Five Best Loan Types for Bad Credit
So you’ve gone about improving your credit score as much as you can, but it is still low. You’ve also committed to memory all of the above advice for when it comes to taking out a personal loan with bad credit. Now it’s time to do it. You really need that money, so where do you get it?
If you’ve been denied loans because of your credit in the past, you might think securing a personal loan is out of your reach, but don’t sweat it. There are more borrowing options than you might imagine. Many loans are available to those with poor or bad credit. Here are a few of your best options if you’re struggling to get a loan with your (currently) poor credit score.
- Home Equity Line of Credit – Before reading on, these loans are only available to people who own their homes or are at least 20% of the way along in their mortgages. If you happen to meet these conditions, a home equity line of credit (or HELOC) may be best for you. What you do is receive a line of credit from a lender with the house itself put up as collateral.
- The pros of a HELOC are the flexibility given when it comes to using the funds, lower interest rates than credit cards, and adjustable rates. The cons of a HELOC are the fact you must pay closing costs, your home as collateral, the line of credit can be canceled, and fees may be incurred if the line of credit isn’t used quickly enough.
- Bad Credit Loans – Yes there really are such things as bad credit loans. As mentioned, most bad credit lenders are out to charge the highest possible interest rates. However, the approval rate for bad credit loans is extremely high. While not recommended, bad credit loans can get you money fast. The pros of a bad credit loan are the acceptance rate for those with bad credit and the ease of preapproval. The cons are extremely high-interest rates and a limit to the borrowing amount.

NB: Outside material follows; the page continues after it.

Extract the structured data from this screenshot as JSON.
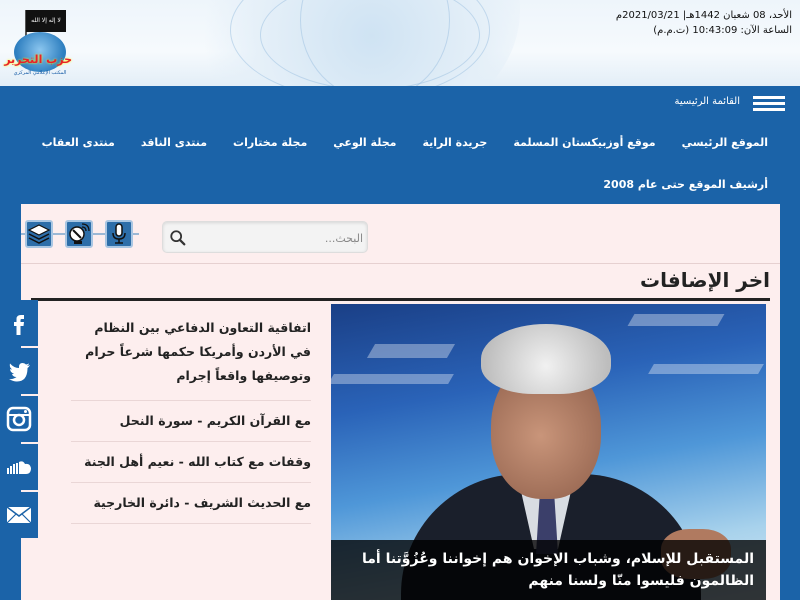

- Credit Union Loans – The credit standards of banks is much higher than that of credit unions. Credit unions are non-profit, and therefore can offer personal loans and other financial services more readily than profit-driven banks. The pros of a credit union loan are relaxed standards, fewer fees, and penalties than banks and other traditional lenders, and the availability of unsecured loans (those without collateral). The cons are the limits on borrowing amounts according to credit score and shorter-than-average repayment periods.
- Peer-to-peer Loans – Also known as microloans, this newer method involves an individual lender dealing with an individual borrower. Acceptance rates are usually higher than those of banks. Think of it as the craigslist of personal loans. There are peer-to-peer lending sites, as well as individual lenders. These loans allow borrowers to stray from the stresses of bank loans. The pros of peer-to-peer loans are the high acceptance rates, lower interest rates than credit cards, an opportunity to explain person to person why your credit is bad, and higher borrowing amounts. The cons are possibly strict qualifications, having to use multiple lenders, possibly high-interest rates, and a longer-than-average waiting period for funds.
- Cosigned Loans – As discussed, it always helps the poor-credited to have a cosigner with good credit. Make sure your cosigner is aware of the facts that you have bad credit, and that they are equally as responsible as you for repayment if the loan defaults. The pros of cosigned loans are that you can escape the effect of a bad credit score, a lower interest rate than without a cosigner, and flexible loan terms. The cons are putting someone else’s credit at risk and the difficulty in finding the right cosigner.
The Bottom Line
Remember that just because you have bad credit doesn’t mean it will stay that way forever. In fact, with good discipline, you’ll be able to raise your credit score over time and earn better terms on loans. By paying your debts on time and in full whenever you can, you’ll climb your way out of having bad credit. The best place to start is your credit report. Then start right at the top of this article. Good luck.